There are a lot of pet-related events this month, so I need to get started on mentioning them early.
In honor of Pet ID Week, I want to talk about microchips. This has been on my mind anyway, as my niece has a new Rottweiler and told me that she isn't having him microchipped because she lost her previous two Rotts to cancer at early ages and "the only thing they had in common was being microchipped." Well no, actually, they had quite a large other thing in common -- they were Rottweilers.
This got me searching the Internet, and I came up with an excellent document put out by the American Veterinary Medical Association. You can find it on their website, and redistribution is okay as long as the source is identified. It's from October 2009, called "Microchipping of Animals."
It includes a section on adverse microchip reactions. They tracked reports of adverse reactions in the United Kingdom, where more than 3.7 million pets are microchipped, from 1996 through 2009. Migration of the chip was by far the most common complaint, with swelling, infection, and chip failure much more distant chances. There was one report of a tumor in 2003 and 1 in 2005.
The article then goes on to a specific section addressing cancer. It points out that the reports of mice developing tumors around chip injection sites have no correlation to dogs, as the strains of mice are particularly prone to developing foreign body-induced tumors. They also note that the site of chip implantation is often also the site for giving vaccinations, and thus the cause of any tumor is difficult to identify.
On the other hand, over the years, chips have become much more valuable and reliable as universal scanners have become available. They note that owners of unchipped dogs who searched for a lost dog were successful only 13% of the time, but a chipped dog turned in to a shelter was reunited with the owner 74% of the time.

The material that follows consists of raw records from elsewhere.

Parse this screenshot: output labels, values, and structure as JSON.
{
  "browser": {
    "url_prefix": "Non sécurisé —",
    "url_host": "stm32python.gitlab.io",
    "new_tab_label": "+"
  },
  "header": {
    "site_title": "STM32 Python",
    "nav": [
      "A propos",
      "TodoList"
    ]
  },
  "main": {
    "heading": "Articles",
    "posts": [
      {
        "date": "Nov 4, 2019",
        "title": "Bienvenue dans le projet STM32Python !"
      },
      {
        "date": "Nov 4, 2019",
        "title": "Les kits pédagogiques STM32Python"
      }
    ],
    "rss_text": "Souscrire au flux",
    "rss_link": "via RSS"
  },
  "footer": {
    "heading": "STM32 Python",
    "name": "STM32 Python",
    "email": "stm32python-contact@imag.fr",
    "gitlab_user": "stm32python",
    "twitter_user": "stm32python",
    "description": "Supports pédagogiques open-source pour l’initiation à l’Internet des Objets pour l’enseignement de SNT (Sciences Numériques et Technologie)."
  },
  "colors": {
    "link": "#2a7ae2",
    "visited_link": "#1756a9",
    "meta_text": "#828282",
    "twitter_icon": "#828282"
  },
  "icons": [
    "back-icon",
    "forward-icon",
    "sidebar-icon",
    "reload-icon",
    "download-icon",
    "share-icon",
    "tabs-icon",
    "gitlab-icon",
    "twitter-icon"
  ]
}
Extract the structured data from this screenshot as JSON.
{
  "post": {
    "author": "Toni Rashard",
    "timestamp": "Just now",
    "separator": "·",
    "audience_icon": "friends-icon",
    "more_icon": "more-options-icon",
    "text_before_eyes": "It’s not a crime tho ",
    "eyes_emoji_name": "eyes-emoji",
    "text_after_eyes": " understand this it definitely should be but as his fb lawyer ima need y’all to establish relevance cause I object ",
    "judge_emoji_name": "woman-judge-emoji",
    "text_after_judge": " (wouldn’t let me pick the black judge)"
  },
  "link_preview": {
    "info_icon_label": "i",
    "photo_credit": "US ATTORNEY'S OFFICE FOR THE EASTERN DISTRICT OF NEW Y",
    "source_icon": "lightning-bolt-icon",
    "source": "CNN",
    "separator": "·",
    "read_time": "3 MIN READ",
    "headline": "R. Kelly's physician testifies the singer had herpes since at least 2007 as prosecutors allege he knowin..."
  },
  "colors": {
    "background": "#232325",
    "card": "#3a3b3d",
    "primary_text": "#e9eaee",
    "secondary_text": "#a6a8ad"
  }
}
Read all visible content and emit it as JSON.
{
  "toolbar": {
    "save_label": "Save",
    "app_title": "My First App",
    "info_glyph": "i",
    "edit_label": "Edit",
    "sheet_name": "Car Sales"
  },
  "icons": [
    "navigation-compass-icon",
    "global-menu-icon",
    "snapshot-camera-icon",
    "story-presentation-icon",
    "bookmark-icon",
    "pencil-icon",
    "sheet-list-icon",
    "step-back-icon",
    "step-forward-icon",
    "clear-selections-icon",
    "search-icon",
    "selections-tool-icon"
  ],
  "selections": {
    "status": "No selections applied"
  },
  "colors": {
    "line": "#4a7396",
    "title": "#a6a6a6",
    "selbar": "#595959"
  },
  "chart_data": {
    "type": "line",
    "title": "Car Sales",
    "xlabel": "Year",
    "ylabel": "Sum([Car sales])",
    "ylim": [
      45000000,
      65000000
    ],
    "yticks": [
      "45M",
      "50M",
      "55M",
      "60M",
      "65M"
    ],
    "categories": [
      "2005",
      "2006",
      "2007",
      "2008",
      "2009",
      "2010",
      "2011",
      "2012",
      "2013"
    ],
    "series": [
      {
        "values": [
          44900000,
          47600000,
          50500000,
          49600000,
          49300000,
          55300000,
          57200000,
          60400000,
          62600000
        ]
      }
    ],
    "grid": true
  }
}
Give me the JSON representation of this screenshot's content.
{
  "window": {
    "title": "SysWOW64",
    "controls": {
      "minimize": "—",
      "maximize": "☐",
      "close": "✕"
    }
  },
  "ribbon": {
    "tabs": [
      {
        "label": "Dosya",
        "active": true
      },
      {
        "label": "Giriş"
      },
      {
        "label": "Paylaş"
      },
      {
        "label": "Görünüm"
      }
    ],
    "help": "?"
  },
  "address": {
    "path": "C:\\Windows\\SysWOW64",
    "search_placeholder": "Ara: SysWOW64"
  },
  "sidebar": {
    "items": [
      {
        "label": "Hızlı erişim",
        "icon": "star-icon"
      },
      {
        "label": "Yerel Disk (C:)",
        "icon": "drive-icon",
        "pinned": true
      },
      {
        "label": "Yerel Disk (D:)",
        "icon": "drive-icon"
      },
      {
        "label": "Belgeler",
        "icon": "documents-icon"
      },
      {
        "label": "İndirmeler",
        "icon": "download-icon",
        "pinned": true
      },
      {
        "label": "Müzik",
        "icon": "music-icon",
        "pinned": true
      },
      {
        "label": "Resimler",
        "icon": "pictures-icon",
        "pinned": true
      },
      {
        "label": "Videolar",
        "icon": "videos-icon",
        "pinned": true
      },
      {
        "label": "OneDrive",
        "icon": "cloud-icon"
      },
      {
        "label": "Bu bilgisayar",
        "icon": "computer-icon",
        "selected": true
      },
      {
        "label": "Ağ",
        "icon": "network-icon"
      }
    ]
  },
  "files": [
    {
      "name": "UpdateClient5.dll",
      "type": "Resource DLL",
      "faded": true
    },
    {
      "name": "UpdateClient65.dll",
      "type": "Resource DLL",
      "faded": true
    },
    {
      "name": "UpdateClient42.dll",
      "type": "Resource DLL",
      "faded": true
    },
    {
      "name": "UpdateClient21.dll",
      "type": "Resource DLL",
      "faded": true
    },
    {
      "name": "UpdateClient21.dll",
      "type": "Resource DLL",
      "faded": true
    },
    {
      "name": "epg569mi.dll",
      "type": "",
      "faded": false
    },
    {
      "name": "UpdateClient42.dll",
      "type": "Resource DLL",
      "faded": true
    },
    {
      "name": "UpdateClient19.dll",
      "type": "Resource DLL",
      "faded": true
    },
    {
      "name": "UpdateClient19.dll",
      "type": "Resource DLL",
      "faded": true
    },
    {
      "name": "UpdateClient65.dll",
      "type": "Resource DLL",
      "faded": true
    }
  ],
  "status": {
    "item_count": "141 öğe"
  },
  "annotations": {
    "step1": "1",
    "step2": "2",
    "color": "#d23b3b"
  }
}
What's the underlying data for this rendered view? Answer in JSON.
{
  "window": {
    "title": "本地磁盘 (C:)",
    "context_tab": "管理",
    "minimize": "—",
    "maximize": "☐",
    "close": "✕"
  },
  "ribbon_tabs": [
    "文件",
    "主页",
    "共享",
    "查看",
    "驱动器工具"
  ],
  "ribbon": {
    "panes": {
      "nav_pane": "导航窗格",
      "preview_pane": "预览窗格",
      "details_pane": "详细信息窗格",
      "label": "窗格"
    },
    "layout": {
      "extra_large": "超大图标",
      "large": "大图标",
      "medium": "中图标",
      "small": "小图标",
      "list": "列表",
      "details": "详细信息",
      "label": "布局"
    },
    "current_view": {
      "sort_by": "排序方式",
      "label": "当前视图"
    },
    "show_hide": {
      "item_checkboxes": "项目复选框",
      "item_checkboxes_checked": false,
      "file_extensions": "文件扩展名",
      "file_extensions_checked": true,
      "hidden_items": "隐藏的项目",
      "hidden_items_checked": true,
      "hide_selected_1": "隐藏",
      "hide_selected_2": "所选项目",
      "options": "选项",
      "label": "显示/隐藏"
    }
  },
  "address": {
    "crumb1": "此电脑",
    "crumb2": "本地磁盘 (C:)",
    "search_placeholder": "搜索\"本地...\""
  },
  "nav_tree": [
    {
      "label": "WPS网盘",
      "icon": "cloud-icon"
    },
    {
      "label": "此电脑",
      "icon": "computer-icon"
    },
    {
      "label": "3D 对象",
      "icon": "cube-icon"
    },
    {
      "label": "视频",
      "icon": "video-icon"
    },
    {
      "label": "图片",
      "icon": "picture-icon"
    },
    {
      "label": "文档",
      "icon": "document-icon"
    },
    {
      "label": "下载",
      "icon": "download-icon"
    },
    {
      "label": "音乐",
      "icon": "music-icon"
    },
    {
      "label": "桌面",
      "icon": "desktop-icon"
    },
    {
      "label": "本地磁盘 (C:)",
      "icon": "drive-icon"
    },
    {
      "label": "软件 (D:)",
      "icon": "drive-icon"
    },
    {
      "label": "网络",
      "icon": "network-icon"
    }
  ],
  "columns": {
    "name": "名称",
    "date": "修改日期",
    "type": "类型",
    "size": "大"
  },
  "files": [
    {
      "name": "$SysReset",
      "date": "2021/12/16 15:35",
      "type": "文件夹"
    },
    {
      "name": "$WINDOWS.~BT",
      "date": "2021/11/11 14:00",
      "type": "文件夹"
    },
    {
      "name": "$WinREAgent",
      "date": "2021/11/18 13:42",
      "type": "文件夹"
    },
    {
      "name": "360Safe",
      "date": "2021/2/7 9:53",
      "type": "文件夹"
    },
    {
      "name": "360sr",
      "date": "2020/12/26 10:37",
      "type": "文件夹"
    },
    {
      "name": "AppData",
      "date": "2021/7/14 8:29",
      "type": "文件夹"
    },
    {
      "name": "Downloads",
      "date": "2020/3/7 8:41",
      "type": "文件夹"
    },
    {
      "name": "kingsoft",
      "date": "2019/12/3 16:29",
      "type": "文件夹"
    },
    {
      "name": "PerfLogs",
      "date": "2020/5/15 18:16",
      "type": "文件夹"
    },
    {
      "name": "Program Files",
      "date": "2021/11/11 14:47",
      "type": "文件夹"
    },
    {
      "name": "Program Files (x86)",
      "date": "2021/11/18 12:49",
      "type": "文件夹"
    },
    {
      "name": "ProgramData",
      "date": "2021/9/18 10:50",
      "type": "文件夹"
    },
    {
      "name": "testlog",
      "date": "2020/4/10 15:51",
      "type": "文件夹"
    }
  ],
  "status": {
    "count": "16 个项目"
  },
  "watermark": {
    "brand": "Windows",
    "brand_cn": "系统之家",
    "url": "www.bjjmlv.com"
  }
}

One of the recommendations put forth as a result of the 2006 National Animal Disaster Summit was that all animals rescued during a disaster be chipped if they weren't already, largely because after Hurricanes Katrina and Rita, microships helped identify rescued animals. (Finding their owners in the aftermath of the hurricanes was another matter.)
We recently had a demonstration of how effective the universal scanners are, as Teddy was microchipped in Taiwan and our veterinarian's scanner read the chip just fine.
The odds of losing a dog are much much greater than the odds of a dog developing cancer because of a microchip. Do yourself and your dogs a favor and have them chipped.